For learners, funding tied to institutional focus means programs are better resourced, teaching quality is strengthened, and credentials reflect the institution’s true strengths. Instead of spreading resources thin, differentiated funding produces clearer pathways and higher-quality learning outcomes.
High-performing post-secondary systems embed hands-on experience across disciplines. Much of Canada, by contrast, still treats work-integrated learning (WIL) as an add-on rather than a foundation. If we want graduates to succeed, employers to find talent, and research to connect with industry, WIL must become core system infrastructure.
Switzerland offers a strong model: its dual-pillar system integrates WIL into both universities and vocational institutions, supported by deep employer partnerships. Germany’s duales studium (dual study) programs go further, combining paid employment contracts with academic learning in an apprenticeship-style model for many fields beyond the trades. Students earn income, build networks, and gain practical experience while studying, so they graduate with both a credential and a resume.

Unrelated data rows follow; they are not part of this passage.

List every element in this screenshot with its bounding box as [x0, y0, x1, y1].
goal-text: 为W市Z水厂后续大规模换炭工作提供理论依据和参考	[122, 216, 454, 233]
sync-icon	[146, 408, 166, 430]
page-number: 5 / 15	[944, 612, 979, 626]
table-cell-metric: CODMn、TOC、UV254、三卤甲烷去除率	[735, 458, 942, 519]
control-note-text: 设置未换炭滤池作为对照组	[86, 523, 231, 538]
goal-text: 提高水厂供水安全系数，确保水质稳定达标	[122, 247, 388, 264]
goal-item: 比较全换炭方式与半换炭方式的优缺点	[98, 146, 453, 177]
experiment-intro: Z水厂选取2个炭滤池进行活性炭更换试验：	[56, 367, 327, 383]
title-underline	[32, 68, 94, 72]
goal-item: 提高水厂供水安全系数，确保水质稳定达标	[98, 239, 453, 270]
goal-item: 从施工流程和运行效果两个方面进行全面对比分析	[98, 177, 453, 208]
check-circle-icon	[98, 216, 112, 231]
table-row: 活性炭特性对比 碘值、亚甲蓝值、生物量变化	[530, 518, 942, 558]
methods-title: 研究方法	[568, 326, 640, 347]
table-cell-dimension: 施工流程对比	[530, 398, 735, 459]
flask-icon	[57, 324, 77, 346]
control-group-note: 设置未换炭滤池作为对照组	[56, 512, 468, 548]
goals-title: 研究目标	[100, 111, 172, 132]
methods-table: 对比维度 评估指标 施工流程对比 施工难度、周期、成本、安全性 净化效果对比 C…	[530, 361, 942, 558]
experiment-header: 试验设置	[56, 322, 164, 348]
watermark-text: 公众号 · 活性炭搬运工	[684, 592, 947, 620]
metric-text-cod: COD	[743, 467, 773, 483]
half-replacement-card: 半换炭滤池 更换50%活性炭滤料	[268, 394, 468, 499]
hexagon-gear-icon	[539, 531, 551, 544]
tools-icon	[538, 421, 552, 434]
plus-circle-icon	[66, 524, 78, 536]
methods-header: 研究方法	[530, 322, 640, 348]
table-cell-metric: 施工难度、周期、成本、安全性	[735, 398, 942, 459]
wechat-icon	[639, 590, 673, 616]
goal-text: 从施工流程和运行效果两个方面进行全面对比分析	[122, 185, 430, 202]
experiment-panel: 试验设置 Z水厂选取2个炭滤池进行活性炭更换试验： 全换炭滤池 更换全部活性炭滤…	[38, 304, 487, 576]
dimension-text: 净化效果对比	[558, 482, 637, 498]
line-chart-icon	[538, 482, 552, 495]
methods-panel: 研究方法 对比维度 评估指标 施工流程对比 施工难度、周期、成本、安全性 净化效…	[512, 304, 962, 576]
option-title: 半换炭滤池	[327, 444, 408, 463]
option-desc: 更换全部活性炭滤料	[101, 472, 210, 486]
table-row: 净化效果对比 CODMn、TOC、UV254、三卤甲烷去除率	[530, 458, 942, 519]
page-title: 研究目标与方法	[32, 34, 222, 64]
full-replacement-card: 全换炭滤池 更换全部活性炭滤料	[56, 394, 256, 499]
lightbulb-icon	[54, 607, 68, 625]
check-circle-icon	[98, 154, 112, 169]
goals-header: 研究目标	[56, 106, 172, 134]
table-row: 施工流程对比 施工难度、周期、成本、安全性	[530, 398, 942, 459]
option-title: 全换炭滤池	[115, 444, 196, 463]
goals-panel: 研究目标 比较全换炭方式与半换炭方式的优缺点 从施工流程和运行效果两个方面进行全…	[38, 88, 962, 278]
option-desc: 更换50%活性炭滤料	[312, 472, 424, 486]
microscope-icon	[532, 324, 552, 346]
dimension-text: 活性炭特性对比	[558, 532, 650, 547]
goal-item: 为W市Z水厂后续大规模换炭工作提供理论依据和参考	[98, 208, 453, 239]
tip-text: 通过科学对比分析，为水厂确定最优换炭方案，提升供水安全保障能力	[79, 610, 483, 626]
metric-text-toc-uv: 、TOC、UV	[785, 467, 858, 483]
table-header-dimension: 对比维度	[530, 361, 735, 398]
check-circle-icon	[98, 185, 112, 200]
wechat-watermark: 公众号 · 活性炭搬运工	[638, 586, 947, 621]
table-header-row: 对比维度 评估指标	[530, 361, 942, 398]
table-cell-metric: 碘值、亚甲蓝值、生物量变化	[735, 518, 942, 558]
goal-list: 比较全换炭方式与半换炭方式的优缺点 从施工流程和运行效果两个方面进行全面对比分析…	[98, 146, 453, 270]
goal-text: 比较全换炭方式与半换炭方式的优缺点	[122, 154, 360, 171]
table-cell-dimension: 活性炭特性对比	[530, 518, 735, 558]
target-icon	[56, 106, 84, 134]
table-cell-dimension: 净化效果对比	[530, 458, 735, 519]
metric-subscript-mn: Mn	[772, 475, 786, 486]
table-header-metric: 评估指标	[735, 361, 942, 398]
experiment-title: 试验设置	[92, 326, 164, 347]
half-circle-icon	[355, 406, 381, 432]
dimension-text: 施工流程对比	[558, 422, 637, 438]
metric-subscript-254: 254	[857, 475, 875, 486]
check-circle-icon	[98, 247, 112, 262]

For learners, treating WIL as core infrastructure means practical experience is not a privilege limited to a few institutions or programs, but a standard feature of every credential. Students enter the job market with both academic knowledge and employer-validated skills.
High-performing post-secondary systems don’t just differentiate institutional missions — they also differentiate delivery. Flexible, hybrid, and lifelong learning pathways let students start locally, study part-time, stack credentials, and re-enter education throughout their careers. This is critical not only for equity and access, but for helping workers keep pace with rapid labour market change.
Germany’s Weiterbildung programs and Singapore’s SkillsFuture initiative show how this can be done at scale. Both embed reskilling and upskilling into national policy, with strong digital platforms, funding incentives, and employer partnerships that make continuous learning a system expectation.
For learners of all ages, differentiated Canadian systems that treat digital and lifelong learning as core infrastructure would ensure that everyone — from rural learners to mid-career workers — can access flexible, portable education across their lifetimes.
Canada is producing too many graduates without clear career pathways, while employers struggle to fill critical roles. This mismatch stems from how little labour market alignment is built into university systems. While polytechnics and colleges use employer advisory committees, these mechanisms should be a standard across all institutions. In differentiated systems, industry would play a structured role in shaping programs to meet societal, national, and regional needs.
Switzerland and Finland offer strong models. Switzerland uses industry councils and real-time labour market tracking, while Finland applies regional foresight to anticipate future skills and adjust offerings. These approaches give systems the flexibility to stay ahead of change.
For learners, this means confidence that their education leads to real opportunities and reduces the time between learning and earning. Programs shaped by labour market data and employer partnerships prepare graduates for in-demand jobs, not outdated ones. Canada, by contrast, has yet to fully connect education and workforce strategy.